O VERDADEIRO TERROR BRASILEIRO EM “PROPRIEDADE”.

Por Celso Sabadin.

Como diziam os antigos locutores esportivos, “ao apagar das luzes” de 2023, ainda há tempo para uma nova polêmica no cinema brasileiro. Estreou nesta quinta-feira, 21/12, o premiado “Propriedade”, um drama social/suspense/terror bastante comentado no circuito dos festivais, por onde passou.

Teresa (Malu Galli) é uma mulher da classe alta pernambucana que – não sem motivo, como é mostrado na ótima cena inicial – tem síndrome do pânico. Após muita insistência do marido Roberto (Tavinho Teixeira), ela aceita passar uma temporada na propriedade rural da família. Também, não por acaso, um antigo engenho de cana.
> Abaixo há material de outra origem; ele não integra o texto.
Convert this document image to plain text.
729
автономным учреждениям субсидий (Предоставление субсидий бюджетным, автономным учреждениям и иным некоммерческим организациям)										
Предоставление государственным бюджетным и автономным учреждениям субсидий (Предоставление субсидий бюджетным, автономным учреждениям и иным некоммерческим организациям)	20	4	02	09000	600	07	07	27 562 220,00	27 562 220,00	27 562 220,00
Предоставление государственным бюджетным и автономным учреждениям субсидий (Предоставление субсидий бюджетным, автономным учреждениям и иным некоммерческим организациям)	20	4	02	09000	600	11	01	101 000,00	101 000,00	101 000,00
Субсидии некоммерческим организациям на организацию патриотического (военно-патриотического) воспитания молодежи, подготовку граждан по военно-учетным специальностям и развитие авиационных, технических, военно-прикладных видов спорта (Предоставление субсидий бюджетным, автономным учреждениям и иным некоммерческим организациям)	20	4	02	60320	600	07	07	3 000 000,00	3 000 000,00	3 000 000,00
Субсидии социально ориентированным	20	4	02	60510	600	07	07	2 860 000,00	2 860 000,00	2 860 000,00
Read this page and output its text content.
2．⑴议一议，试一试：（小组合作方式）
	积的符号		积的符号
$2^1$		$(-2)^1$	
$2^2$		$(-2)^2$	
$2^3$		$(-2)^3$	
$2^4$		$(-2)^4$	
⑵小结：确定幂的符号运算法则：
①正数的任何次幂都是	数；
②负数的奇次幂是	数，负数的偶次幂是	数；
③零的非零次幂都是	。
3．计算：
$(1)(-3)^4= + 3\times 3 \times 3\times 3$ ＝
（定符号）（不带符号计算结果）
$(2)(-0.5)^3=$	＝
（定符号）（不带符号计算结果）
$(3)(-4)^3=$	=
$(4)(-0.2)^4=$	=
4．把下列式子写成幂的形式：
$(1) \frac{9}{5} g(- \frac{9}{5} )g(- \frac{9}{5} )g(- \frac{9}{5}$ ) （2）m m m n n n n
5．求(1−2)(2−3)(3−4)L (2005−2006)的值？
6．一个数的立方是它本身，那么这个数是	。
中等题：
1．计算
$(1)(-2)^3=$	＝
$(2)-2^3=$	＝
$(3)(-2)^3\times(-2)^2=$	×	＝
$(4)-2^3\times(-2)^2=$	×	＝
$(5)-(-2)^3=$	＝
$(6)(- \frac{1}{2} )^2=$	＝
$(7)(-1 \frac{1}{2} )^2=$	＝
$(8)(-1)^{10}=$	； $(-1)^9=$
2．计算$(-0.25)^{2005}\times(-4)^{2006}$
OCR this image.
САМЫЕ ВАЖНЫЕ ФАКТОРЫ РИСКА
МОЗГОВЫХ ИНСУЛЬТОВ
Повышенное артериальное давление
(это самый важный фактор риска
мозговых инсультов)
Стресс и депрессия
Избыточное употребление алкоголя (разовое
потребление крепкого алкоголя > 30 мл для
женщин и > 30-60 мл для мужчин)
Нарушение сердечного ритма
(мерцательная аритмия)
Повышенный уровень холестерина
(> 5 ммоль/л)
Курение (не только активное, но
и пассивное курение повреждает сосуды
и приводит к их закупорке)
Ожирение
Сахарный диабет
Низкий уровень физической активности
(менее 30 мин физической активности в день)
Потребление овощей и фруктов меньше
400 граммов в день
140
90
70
Lá chegando, o casal logo percebe – da pior maneira possível – que há uma insuperável tensão entre os trabalhadores da fazenda, ali mantidos em condição análoga à escravidão. Como não podia deixar de ser, a conhecida e secular luta de classes terá de explodir. Também, da pior maneira possível.

A polêmica que se estabeleceu em torno de “Propriedade” se relaciona com as altas doses de violência destiladas na obra. Estruturalmente, o filme dialoga diretamente com o gênero terror de maneira tão direta que participou de eventos nacionais e internacionais de horror e cinema fantástico. É coerente para quem vive em um país em que o descaso e o desrespeito pelo trabalhador são mais aterrorizantes que qualquer zumbi ou invasor alienígena. No Brasil, o terror não vem do espaço.

Da mesma forma, a discussão sobre a violência intensa e gráfica do longa assume ainda contornos que extrapolam as próprias questões estéticas e/ou cinematográficas. Trata-se de uma ação ou de uma mera – e talvez justa – reação? Seria um cinema meramente exploratório ou um cinema denúncia? Particularmente, vejo “Propriedade” como necessário e representativo de toda uma cultura, na medida em que retrata uma situação há séculos por aqui enraizada, e viciada em uma continuidade viciosa que parece infinita.

Esta aberração automobilística conhecida como S.U.V. compondo a representação simbólica do apartheid nacional é não menos que genial.

Segundo Daniel Bandeira – roteirista e diretor de “Propriedade” –  a princípio o argumento foi desenvolvido como um exercício formal sobre enclausuramento. Mas a ideia passou a receber contornos políticos ao perceber, a partir de 2010, um país mais polarizado do que nunca. “Havia aquele gráfico da apuração das eleições, do Norte Vermelho e do Sul Azul. Então, essa ideia original acabou sendo infiltrada por essa percepção de que o Brasil estava dividido. Ele sempre esteve dividido, na verdade, mas isso acabou me afetando de forma inédita. O filme acaba sendo um comentário também sobre como a violência que acontece na cidade tem suas raízes muito profundas, que retrocedem no espaço. No campo e no tempo, porque são questões muito antigas, muito históricas. Então, no final de contas, a gente acaba vendo somente o efeito imediato dessa opressão na cidade, muitas vezes não se dando conta de que a origem disso está no campo, está na história”, afirma Bandeira.

Completam o elenco Zuleika Ferreira, Sandro Guerra, Roberta Lúcia, Amara Rita Magalhães, Marcílio Moraes, Nivaldo Nascimento, Clebia Sousa, Marília Souto, Chris Veras, Carlos Amorim, Anderson Cleber, Aruandhê Pereira, Andala Quituche, Natureza Rodrigues, Maria José Sales, Ângelo Fàbio, Ane Oliva, Samuel Santos, Edilson Silva e Erick Silva

“Propriedade” está em cartaz nos cinemas de São Paulo, Rio de Janeiro, Aracaju, Belo Horizonte, Brasília, Campo Grande, Cuiabá, Curitiba, Fortaleza, João Pessoa, Maceió, Manaus, Natal, Porto Alegre, Recife, Salvador, São Luís e Teresina.

 

Quem é o diretor

Daniel Bandeira começou no audiovisual em 2001. Como montador, colaborou com vários realizadores do cinema pernambucano, como Kleber Mendonça Filho, Camilo Cavalcanti e Gabriel Mascaro. Em 2007, estreou como roteirista e diretor em longa-metragem com “Amigos de Risco”. Desde então, colaborou com a direção dos curtas “Sob a Pele” (2011), com Pedro Sotero, e de “Soledad” (2015), com Joana Gatis e Flávia Vilela. Como montador, assinou a edição dos longas “O Nó do Diabo” (2017), produção coletiva da produtora Vermelho Profundo, e de “Brasil S/A”, de Marcelo Pedroso, pelo qual conquistou o prêmio de Melhor Montagem no Festival de Brasília de 2014. “Propriedade” é seu segundo longa-metragem.